Todo católico, através do Batismo, foi elevado à condição de filho de Deus, e seu corpo se constitui em “templo do Espírito Santo”. Daí decorre que tudo o que venha a empanar a sua pureza constituirá num atentado àquela condição e a esta dignidade de seu corpo.
Além disso, a desordem deixada na natureza por causa do pecado original, impõe um cuidado especial na forma de vestir, e que, sem deixar de lado os progressos da moda, sempre deve ser respeitada de modo absoluto: “não se deve jamais proporcionar uma ocasião próxima de pecar[4], e por isso Pio XII advertia com uma pergunta, a respeito da moda indecente, desonesta: “Não existe uma moda que, ante os nossos olhos, se manifesta audaciosa e maldosa para uma jovem cristianamente educada…? Trajes tão exíguos que mais parecem feitos para pôr em relevo aquilo que deveriam velar…”.[5]

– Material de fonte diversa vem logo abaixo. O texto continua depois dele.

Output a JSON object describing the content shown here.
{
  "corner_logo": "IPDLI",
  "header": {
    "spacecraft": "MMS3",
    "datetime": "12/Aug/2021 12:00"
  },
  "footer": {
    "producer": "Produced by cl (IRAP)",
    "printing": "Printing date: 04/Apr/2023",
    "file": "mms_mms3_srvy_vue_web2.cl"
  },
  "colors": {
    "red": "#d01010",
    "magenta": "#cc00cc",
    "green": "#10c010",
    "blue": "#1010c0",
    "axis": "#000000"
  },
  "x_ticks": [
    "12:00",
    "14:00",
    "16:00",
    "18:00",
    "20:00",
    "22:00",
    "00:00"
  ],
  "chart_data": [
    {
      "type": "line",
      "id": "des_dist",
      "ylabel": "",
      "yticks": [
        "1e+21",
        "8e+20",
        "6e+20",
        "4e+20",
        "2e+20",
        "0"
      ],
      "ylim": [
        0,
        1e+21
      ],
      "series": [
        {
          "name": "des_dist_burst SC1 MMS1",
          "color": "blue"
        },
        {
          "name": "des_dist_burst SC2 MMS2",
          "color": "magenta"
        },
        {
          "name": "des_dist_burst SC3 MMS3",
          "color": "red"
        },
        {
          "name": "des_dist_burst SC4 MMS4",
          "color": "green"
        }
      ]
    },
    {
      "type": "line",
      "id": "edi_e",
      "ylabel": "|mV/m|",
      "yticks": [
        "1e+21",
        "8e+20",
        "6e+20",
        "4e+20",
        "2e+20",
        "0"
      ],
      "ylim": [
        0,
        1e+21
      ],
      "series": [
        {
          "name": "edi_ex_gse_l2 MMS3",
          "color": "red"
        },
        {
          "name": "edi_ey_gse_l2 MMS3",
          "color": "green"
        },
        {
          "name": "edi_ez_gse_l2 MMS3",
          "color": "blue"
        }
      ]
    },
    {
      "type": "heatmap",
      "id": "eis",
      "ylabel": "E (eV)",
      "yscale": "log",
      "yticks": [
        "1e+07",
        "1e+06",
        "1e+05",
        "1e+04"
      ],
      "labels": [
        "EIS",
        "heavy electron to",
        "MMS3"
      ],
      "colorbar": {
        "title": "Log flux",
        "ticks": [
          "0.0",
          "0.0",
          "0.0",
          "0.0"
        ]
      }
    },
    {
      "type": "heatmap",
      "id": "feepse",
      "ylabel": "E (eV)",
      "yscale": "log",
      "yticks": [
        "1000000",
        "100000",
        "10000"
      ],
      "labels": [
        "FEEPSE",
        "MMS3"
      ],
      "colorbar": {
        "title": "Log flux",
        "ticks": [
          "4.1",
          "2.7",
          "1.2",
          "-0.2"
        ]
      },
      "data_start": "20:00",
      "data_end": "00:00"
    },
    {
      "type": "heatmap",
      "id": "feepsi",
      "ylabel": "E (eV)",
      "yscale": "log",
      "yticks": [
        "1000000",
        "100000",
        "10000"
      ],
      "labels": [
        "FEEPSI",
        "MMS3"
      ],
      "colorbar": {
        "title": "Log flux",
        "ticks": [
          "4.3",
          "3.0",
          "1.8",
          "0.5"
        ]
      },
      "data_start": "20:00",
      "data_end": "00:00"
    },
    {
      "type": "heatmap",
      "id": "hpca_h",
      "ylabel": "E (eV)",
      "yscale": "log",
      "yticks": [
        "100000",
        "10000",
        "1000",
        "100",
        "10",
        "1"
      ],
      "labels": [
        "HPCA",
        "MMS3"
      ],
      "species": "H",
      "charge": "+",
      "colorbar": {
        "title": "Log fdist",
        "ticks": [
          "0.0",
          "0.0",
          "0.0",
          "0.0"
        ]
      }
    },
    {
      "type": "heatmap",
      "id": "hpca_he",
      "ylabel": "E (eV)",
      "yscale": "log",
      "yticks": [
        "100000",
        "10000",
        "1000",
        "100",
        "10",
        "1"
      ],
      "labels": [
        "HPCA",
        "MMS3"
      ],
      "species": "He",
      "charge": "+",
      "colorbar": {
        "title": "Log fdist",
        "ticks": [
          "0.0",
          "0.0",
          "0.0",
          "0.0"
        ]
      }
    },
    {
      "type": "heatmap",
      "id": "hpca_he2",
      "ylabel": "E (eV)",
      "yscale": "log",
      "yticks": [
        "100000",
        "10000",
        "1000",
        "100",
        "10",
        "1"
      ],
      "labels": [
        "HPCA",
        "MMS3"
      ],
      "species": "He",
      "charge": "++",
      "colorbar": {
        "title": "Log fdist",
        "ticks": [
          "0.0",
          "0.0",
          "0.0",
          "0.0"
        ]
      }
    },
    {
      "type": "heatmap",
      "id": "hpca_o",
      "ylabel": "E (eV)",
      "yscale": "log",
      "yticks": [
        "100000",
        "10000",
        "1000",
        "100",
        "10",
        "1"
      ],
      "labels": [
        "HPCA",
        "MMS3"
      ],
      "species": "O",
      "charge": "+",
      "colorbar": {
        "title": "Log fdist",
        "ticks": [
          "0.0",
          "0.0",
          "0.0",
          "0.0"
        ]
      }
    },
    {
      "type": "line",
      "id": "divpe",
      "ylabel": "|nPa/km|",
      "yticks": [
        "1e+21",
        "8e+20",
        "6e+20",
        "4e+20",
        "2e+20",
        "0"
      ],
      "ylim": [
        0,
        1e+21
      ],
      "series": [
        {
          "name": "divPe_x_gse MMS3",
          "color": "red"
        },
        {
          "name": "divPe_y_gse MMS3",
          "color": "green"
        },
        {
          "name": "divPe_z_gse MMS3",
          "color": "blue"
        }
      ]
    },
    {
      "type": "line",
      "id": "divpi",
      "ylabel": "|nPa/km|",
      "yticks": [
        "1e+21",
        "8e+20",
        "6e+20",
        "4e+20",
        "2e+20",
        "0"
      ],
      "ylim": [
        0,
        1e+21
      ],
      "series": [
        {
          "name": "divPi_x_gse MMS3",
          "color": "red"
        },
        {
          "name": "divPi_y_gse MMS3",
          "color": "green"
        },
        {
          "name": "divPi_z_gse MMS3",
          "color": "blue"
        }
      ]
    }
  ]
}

Em relação a esse tema é necessário repetir o que já afirmava São Paulo: “os que temos por mais vis membros, a estes cobrimos com mais decoro…, porque os que em nós são mais honestos não têm necessidade de nada”[6], do que se conclui que, segundo a doutrina e a prática dos teólogos[7], há uma distinção entre as distintas partes do corpo:
a) Partes honestas: aquelas que de acordo com um sadio costume, sem ofender o pudor, se expõem ao olhar de todos (o rosto, as mãos, os pés).
b) Partes menos honestas: as que, segundo o uso recebido e o sadio costume, costumam se cobrir (as pernas, o peito, parte dos braços, o pescoço, as costas).
c) Partes desonestas (ou torpes): as que em todas as nações cultas, por pudor natural, sempre se cobrem (são os órgãos genitais e as partes próximas a eles). [8]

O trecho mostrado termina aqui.